Another supplier is the Taiwanese company Compuware Technology, run by Jian-Da Liang, another brother of Carles Liang. As representatives of their respective companies, his two brothers also sit on the supervisory board of the Taiwanese company Leadtek, which in turn also sells workstations and servers with Supermicro mainboards under the WinFast brand.

However, it is not only common in the IT sector for larger companies to buy relevant shares in important suppliers or take them over completely. It is also not uncommon for companies to invest in important customers of their products, for example to boost sales in certain countries, regions or sectors. Without evidence of specific misconduct in the business relationship between the companies involved, the allegations can neither be verified nor classified.

Nvidia CEO Jensen Huang with Supermicro CEO Charles Liang at Computex 2024.

(Image: YouTube/Supermicro)

At Computex 2024, Supermicro CEO Charles Liang held out the prospect of huge growth rates, particularly for water-cooled (Direct Liquid Cooled, DLC) AI servers. Supermicro had developed a water cooling system for this purpose.

Hindenburg Research now criticizes that the water cooling technology does not come from Supermicro itself, but from Ablecom, and proves this with the US patent US-11942397-B2. On the other hand, Hindenburg Research accuses Supermicro of having (too) close ties with Ablecom – This argument is not conclusive.

Other server manufacturers also market cooling systems and other components as in-house technology, even though they have developed them together with suppliers or simply buy them in.

This also applies to other areas of IT technology: the 3D V-Cache of AMD Ryzen processors with the additional designation X3D is essentially based on chip-on-wafer (CoW) packaging technology from contract manufacturer TSMC. Apple's chip-to-chip interconnect "UltraFusion" in turn uses TSMC's Integrated Fan-Out (InFO_LI). The automotive industry provides many more examples of such acquisitions; even the development is largely outsourced to service providers.

In 2018, Bloomberg claimed that espionage chips had been discovered on Supermicro server mainboards. These allegations have not yet been fully clarified. Bloomberg later failed to provide a detailed explanation of how the alleged spy chips worked, i.e. which data or data lines they could access and how they forwarded this data. As expected, Supermicro denies the allegations, but other industry experts also consider them to be inconclusive.

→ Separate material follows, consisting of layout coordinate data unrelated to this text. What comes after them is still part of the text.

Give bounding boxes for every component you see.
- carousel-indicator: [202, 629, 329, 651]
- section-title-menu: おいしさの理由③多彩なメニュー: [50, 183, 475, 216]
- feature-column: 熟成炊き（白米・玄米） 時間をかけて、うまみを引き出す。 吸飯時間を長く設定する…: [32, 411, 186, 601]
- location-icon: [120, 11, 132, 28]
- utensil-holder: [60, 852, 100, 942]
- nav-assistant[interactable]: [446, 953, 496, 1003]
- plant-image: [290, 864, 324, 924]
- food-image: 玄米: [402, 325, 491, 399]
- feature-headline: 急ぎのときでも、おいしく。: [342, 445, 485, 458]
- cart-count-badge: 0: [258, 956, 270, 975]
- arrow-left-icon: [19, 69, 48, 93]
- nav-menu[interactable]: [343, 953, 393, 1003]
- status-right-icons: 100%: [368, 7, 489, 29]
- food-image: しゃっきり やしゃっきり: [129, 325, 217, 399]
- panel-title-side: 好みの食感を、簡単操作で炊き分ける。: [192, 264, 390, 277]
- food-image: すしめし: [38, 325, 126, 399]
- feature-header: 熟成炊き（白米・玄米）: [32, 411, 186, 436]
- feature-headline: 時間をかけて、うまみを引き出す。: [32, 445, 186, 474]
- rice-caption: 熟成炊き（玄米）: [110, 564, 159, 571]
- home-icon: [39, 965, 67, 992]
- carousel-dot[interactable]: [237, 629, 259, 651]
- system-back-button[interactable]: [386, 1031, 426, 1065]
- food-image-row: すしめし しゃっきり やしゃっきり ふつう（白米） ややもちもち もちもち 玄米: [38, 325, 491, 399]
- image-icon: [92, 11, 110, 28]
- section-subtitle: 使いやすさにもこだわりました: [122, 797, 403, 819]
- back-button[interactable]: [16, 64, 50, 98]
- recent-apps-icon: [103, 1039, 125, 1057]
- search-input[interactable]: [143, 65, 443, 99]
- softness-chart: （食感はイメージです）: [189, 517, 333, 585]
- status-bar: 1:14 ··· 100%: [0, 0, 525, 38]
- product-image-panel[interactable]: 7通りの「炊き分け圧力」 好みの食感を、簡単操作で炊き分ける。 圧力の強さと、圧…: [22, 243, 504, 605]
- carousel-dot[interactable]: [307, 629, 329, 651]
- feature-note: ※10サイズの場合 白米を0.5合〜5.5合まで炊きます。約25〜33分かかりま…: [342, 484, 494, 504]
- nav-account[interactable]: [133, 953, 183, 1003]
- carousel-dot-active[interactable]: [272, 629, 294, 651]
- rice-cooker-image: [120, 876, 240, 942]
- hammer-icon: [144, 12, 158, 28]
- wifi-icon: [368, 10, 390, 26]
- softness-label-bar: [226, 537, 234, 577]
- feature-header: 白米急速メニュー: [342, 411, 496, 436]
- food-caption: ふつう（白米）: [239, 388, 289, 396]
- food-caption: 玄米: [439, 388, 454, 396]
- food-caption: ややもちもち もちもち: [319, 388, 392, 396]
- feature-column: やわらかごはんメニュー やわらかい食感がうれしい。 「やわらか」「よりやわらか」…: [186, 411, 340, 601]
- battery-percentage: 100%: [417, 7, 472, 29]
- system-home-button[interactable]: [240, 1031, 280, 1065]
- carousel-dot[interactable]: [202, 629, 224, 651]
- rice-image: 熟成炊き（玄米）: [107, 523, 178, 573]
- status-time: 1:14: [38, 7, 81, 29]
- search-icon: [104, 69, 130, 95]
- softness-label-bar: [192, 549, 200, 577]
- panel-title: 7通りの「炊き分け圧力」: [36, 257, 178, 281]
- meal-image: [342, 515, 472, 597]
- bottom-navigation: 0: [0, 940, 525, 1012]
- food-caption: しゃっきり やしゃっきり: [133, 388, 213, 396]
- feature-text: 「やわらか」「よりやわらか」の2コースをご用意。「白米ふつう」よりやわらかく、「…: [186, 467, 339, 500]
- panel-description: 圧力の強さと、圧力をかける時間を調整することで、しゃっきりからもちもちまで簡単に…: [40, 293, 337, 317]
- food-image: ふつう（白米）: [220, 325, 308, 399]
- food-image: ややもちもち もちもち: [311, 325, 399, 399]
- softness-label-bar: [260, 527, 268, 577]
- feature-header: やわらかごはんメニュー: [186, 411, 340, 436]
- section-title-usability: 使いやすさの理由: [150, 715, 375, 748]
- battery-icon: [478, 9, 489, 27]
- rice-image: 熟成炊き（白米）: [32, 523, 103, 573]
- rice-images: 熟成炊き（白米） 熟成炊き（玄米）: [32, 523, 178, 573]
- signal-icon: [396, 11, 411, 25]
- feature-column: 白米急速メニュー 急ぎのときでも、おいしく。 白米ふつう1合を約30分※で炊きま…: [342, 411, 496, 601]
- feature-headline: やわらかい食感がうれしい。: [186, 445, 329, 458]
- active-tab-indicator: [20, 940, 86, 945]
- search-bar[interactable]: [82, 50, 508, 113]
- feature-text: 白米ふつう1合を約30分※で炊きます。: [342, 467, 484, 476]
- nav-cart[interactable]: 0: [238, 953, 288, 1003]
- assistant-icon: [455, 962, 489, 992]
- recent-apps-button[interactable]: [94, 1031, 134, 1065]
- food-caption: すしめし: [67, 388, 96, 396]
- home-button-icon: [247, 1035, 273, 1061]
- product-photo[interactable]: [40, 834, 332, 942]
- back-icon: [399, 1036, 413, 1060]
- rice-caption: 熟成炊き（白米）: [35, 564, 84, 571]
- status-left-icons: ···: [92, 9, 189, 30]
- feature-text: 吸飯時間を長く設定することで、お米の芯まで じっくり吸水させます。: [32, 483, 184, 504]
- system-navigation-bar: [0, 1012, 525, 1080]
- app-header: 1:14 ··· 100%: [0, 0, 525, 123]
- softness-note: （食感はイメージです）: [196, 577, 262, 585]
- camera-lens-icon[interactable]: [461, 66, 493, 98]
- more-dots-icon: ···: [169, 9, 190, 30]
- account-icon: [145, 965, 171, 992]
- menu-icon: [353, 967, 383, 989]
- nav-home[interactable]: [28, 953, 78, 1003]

So all that is clear at present is that Supermicro violated US Securities and Exchange Commission rules from 2015 to 2017 and that there were further allegations in 2018 and 2024. However, it is also clear that a lot of money can be made even with strongly fluctuating share prices. This example shows that investors should be very careful if they also want to benefit from the current boom in AI shares.